In un'epoca in cui la monarchia francese fondava la propria autorità sulla legittimità divina, si può facilmente immaginare come i libertini fossero ritenuti una minaccia per l'ordine costituito: stato, nobiltà, chiesa e tradizione in generale. Proprio per questo, nel 1619, Giulio Cesare Vanini fu messo al rogo e dopo qualche anno prese a diffondersi il cosiddetto libertinismo erudito (Pierre Gassendi, Vayer, Naudè), pur se rimasero anche molti pensatori radicali, spesso addirittura conciliatore nei confronti del potere, anche se mantenne lo spirito critico e antisistemico. I contenuti più radicali li troviamo nell'opera anonima Theofrastus redivivus, pubblicata intorno al 1660, che si rifà al De tribus impostoribus, risalente al medioevo (fu attribuito a Federico II ma anch'esso pubblicato anonimo): Dio non esiste, gli uomini hanno creduto in Lui per superstizione; il potere si serve della religione per mantenere una gerarchia funzionale ai dominatori.

Nella gran parte dei libertini le loro conoscenze avevano un carattere elitario, strettamente individualistico e sprezzantemente antipopolare; in molti casi i libertini ritenevano che le masse dovessero restare sotto il giogo della superstizione religiosa e dell'autorità istituzionale al fine di mantenere l'ordine costituito. Nonostante ciò, volenti o nolenti, la loro attività contribuì allo sviluppo di tematiche ateistiche e antiautoritarie in generale.

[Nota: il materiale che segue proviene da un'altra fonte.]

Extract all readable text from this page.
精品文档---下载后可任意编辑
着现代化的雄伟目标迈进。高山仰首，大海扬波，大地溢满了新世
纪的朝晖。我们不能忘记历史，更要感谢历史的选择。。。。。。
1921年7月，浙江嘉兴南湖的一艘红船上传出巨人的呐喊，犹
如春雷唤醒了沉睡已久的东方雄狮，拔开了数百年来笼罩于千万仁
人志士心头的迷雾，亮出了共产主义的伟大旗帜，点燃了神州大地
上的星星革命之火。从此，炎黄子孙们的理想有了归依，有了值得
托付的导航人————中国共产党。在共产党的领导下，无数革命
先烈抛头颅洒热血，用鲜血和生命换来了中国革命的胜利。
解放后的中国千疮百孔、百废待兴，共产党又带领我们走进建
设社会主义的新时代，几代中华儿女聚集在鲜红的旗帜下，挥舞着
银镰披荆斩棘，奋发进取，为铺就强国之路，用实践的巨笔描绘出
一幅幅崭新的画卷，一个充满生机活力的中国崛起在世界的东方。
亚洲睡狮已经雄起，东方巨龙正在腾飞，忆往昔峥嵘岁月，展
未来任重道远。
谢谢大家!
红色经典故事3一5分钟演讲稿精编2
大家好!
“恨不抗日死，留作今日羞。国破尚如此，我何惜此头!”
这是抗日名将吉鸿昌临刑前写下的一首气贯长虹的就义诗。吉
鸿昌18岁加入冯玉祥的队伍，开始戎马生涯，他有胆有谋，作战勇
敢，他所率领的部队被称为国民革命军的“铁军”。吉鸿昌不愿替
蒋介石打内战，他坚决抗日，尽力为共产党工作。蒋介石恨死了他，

Eredità del libertinismo e aspetti libertari

Jean Meslier

La libertà dall'oppressione ideologica e la libertà di pensiero fu richiesta in primo luogo dai libertini per loro stessi e poi in maniera più astratta per il popolo. Separando la politica dalla religione in modo drastico e attaccando la seconda sul piano dell'erudizione storica e dei principi laici di libertà di pensiero e di ricerca in materia scientifica e filosofico storica, il libertinismo iniziò un processo di scardinamento dell'edificio medievale liberando spazi e forze critiche notevoli, i cui risultati salienti nel corso dei secolo seguenti: si pensi anche alle influenze esercitate dai libertini sulla rivoluzione francese, sul movimento del libero pensiero, sui movimenti radicali democratici, su quelli socialisteggianti-libertari e su quelli più propriamente ateistici o agnostici (si pensi al materialista ateo Jean Meslier).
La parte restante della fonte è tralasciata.